For Beginners: Model metadata is like a report card for your machine learning model.
Just as a report card shows how well a student is performing in different subjects, model metadata shows how well your model is performing and provides details about its structure.
This information typically includes:
- Accuracy measures: How well does the model's predictions match actual values?
- Error metrics: How far off are the model's predictions on average?
- Model parameters: What patterns did the model learn from the data?
- Training information: How long did training take? How many iterations were needed?
For example, in a house price prediction model, metadata might include:
- Average prediction error (e.g., off by $15,000 on average)
- How strongly each feature (bedrooms, location) influences the prediction
- How well the model fits the training data
This information helps you understand your model's strengths and weaknesses, and decide if it's ready to use or needs more training.
GetParameters()
Gets the parameters that can be optimized.

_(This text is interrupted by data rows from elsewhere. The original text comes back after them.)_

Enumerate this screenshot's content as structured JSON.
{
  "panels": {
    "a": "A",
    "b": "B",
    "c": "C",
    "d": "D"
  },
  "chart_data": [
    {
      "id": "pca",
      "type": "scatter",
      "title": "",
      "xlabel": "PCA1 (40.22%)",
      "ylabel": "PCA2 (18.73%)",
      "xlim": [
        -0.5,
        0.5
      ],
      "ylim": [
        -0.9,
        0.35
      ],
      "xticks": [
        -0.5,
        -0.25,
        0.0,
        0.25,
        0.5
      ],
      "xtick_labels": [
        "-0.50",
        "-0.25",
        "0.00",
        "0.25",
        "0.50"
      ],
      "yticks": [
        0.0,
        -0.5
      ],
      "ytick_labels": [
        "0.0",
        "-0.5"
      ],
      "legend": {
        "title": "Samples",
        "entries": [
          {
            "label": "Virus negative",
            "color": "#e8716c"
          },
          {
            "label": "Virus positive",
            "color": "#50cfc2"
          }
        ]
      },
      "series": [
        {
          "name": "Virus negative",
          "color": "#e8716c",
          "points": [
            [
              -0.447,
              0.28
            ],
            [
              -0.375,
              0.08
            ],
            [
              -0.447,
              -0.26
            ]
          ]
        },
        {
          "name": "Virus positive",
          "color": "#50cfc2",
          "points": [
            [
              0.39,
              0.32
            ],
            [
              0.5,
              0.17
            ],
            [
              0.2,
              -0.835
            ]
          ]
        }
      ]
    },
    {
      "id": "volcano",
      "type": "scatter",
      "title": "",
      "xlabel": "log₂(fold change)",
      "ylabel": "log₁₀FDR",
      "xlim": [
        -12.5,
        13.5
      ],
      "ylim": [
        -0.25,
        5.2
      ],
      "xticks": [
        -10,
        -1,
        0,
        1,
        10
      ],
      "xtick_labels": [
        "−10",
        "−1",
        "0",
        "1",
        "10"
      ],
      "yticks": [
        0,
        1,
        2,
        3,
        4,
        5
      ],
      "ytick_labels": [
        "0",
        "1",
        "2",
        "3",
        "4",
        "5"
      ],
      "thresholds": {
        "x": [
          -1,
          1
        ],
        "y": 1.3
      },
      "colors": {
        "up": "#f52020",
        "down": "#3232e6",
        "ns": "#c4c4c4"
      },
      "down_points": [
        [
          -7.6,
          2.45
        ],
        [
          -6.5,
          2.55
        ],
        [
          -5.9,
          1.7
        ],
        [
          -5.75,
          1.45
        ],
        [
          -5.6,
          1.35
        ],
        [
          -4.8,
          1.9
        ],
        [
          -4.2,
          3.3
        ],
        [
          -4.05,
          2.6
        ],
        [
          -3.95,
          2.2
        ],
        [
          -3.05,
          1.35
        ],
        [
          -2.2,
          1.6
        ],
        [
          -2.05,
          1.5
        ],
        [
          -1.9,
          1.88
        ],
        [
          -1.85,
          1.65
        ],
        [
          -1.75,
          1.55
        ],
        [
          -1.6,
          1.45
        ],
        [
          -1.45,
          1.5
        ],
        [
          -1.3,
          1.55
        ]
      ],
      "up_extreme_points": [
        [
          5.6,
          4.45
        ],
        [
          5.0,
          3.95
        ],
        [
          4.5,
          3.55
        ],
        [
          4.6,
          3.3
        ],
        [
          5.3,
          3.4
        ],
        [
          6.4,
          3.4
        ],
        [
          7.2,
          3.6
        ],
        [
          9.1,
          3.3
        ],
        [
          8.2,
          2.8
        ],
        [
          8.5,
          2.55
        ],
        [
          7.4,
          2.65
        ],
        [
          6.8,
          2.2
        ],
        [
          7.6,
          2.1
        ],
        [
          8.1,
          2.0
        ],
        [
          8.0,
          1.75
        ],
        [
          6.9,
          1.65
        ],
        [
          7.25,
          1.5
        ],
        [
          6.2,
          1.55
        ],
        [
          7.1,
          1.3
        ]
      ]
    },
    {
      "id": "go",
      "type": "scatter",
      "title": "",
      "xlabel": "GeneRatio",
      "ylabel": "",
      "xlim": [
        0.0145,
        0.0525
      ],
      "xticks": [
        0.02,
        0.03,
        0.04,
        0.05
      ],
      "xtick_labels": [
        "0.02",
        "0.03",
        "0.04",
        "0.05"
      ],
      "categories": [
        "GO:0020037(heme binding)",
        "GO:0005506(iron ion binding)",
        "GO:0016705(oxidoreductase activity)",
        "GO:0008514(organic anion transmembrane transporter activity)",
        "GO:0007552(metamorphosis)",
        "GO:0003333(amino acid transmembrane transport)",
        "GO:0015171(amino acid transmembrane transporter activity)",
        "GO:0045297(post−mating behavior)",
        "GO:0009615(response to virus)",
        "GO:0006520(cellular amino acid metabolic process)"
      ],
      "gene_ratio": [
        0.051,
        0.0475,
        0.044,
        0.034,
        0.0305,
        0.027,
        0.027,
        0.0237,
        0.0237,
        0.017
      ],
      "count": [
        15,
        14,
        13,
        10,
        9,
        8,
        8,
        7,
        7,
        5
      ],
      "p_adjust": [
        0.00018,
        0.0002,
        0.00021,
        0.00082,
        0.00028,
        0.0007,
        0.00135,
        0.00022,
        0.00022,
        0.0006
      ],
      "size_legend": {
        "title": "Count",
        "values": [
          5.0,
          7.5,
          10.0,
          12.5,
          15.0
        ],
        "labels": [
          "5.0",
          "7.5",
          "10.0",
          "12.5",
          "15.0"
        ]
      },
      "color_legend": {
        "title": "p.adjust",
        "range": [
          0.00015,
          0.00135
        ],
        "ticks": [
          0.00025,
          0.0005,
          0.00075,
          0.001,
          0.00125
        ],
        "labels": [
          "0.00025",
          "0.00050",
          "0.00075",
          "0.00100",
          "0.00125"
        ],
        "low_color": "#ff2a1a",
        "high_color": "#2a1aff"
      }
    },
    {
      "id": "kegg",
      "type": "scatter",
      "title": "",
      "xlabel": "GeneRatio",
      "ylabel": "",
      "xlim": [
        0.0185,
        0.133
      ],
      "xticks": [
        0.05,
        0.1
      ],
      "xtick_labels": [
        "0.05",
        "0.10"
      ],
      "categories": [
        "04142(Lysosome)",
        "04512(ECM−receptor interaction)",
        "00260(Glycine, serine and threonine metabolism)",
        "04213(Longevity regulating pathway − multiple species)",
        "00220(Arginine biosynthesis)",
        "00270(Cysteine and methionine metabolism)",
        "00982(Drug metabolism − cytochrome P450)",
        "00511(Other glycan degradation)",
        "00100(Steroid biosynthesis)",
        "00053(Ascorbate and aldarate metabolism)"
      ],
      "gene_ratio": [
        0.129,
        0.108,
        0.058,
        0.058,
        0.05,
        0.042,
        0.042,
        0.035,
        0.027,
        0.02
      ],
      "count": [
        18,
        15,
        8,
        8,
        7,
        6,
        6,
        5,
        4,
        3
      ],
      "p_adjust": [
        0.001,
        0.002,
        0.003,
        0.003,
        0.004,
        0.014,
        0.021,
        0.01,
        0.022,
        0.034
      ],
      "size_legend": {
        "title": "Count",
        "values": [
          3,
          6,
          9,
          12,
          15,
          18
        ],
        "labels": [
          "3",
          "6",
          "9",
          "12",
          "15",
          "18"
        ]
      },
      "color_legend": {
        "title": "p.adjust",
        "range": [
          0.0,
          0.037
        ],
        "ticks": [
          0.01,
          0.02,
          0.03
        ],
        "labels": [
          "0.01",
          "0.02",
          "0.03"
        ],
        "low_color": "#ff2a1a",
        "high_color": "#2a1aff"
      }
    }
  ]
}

public override Vector<T> GetParameters()
Returns
- Vector<T>
SetParameters(Vector<T>)
Sets the model parameters.
public override void SetParameters(Vector<T> parameters)
Parameters
parametersVector<T>The parameter vector to set.
Remarks
This method allows direct modification of the model's internal parameters.
This is useful for optimization algorithms that need to update parameters iteratively.
If the length of parameters does not match ParameterCount,
an ArgumentException should be thrown.
Exceptions
- ArgumentException
Thrown when the length of
parametersdoes not match ParameterCount.